同士撃ちを避けようとするあまり、魔法を使おうとしないのだ。その選択が最悪な方へと進むことを分かっているのか。
このような状況下なら、四の五の言ってはいけない。オークに捕らえられた彼女の言う通りに魔法を放つべきだ。
人質を解放しなければ状況が悪くなる一方。元々、数の優位がオークにあるのだから人質が取られた今、劣勢が更に下り坂になったようなもの。
四対二が四対一になって勝てるとでも?
このまま行けば、駆け出し冒険者と思われる二人はここで死ぬ。
これは疑いようのない事実で、数時間後には嬲り殺されているだろう。
なんでこんなことに。頭を抱えたくなる衝動がくるが、俺は決めなくてはならない。行動を移すとしてどうすればいいのか。
彼女達を見殺す?
俺だけじゃ救えないから?
そう決めつけて見なかったことにする?
無理だ。出来ない。俺はそんなに出来た人間じゃないのだ。
彼女達は十五歳そこらの少女だ。家にいる妹と同じぐらいの歳。このまま黙っているわけにもいかないだろう。
だけど、俺には救うすべがない。
俺は無能だ。剣もロクに扱えず、魔法も初級すら唱えることは出来ない。
だが、だからといって、彼女達を見捨てることはできないのだ。本当に俺はアホなのだろうか。助けたところで何の得にもならないし、見なかったことにすればいいのに。
でも、そんなことをしたら後悔する。
彼女達を見捨てて生きて、後悔を背負いたくない。
俺はそんなものに耐えられないから、自覚しているからこそ、できることもあるはず。覚悟を決めよう。
――助けるのだ。
やれることはやる。彼女達を逃がすぐらいは出来るはず――。
俺には才能が無かった。剣も魔法も使えない。剣を握っても間合いが分からずに空振りし、魔法なんて中等部の子なら造作もない初級魔法ですら扱えないのだ。
それでも俺は下級貴族の出だから留年もなかったし、父と母は自主退学すらも許してはくれなかった。
学園に行けば何回も何回も無能と言われた。近年稀にも見ない出来損ないとも。俺は学園生活において底辺を這いつくばっていた。
学園を卒業した今でも、罵倒とも呼べない嘲笑が嫌でも耳に残っている。
ちゃんと見てくれたのは妹だけ。同級生はおろか下級生も上級生も俺のことを見て、鼻で笑い嘲笑っていた。

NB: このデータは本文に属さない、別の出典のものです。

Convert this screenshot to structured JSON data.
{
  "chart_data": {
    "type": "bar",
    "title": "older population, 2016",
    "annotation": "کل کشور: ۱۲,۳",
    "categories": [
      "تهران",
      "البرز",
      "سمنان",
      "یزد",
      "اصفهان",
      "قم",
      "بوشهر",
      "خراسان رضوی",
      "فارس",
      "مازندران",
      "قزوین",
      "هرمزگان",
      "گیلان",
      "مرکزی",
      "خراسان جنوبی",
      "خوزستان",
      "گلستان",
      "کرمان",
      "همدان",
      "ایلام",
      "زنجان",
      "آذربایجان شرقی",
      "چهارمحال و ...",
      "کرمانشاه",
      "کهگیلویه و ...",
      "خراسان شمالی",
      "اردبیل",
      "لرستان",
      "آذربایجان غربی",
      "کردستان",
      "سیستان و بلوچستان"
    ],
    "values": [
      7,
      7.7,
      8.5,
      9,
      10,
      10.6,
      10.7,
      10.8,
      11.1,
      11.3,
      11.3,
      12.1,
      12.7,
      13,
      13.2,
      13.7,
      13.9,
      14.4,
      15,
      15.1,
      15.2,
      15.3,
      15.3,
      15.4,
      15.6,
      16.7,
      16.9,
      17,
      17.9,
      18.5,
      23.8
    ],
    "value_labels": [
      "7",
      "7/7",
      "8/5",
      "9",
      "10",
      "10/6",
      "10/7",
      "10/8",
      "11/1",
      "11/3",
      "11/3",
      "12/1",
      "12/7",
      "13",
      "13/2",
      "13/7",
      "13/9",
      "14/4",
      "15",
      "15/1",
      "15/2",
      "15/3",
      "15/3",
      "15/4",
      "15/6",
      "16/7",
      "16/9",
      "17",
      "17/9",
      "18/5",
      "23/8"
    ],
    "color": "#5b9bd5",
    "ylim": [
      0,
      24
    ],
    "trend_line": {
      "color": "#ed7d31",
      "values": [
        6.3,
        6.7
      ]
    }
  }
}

俺は無能の烙印を押され、学園を卒業した。本来なら騎士や魔術見習いとして学園を卒業と同時に就職するのだが、俺を受け入れてくれる場所はなく、果てには家からも追い出される始末。
どうにかして生計を立てようとするが、商人になれるような頭はないし、物作りをやるような器用さもない。
俺に選択肢なんてなかったわけだ。下級貴族だからまだ救いだろうが、才能が無さすぎて長男なのに妹が跡継ぎするってどうなんだろうか。
そんな俺は十八歳になり、遅めの駆け出し冒険者になった。
弓の自信はあったのだが、学園の科目では剣と魔法ばかりで日の目を見ることはなかった。学園を卒業時に渡される評価欄は戦闘が最低クラス。座学も最低クラス。
戦闘科目は剣の才能が無かったから諦めるとして、座学の魔法理論は魔法使えないのに分かるかよと、愚痴を吐くぐらいには酷い有り様だった。
結論として、俺が稼いでいくには冒険者しかなかったわけだ。
そんなこんなで駆け出し冒険者となった俺は薬草やらを採取しつつ、野鳥でも狩ろうかと森に入ったわけだが、同じ同業者を発見した。
成り行きを見守るわけでもなく、彼女達は既に負けていたのだが。
こちらは茂みに隠れて存在がバレていない。時間的猶予は無いに等しいが、この現状を覆すためにも手にする武器を確認する。
肩に担いだ弓に十二本の弓矢だけ。武器と呼べるものはこれだけだ。
これだけでオークを倒せるのか。命中させるのには自信があるが、これで致命傷を与えなければいけないとなると不安が残る。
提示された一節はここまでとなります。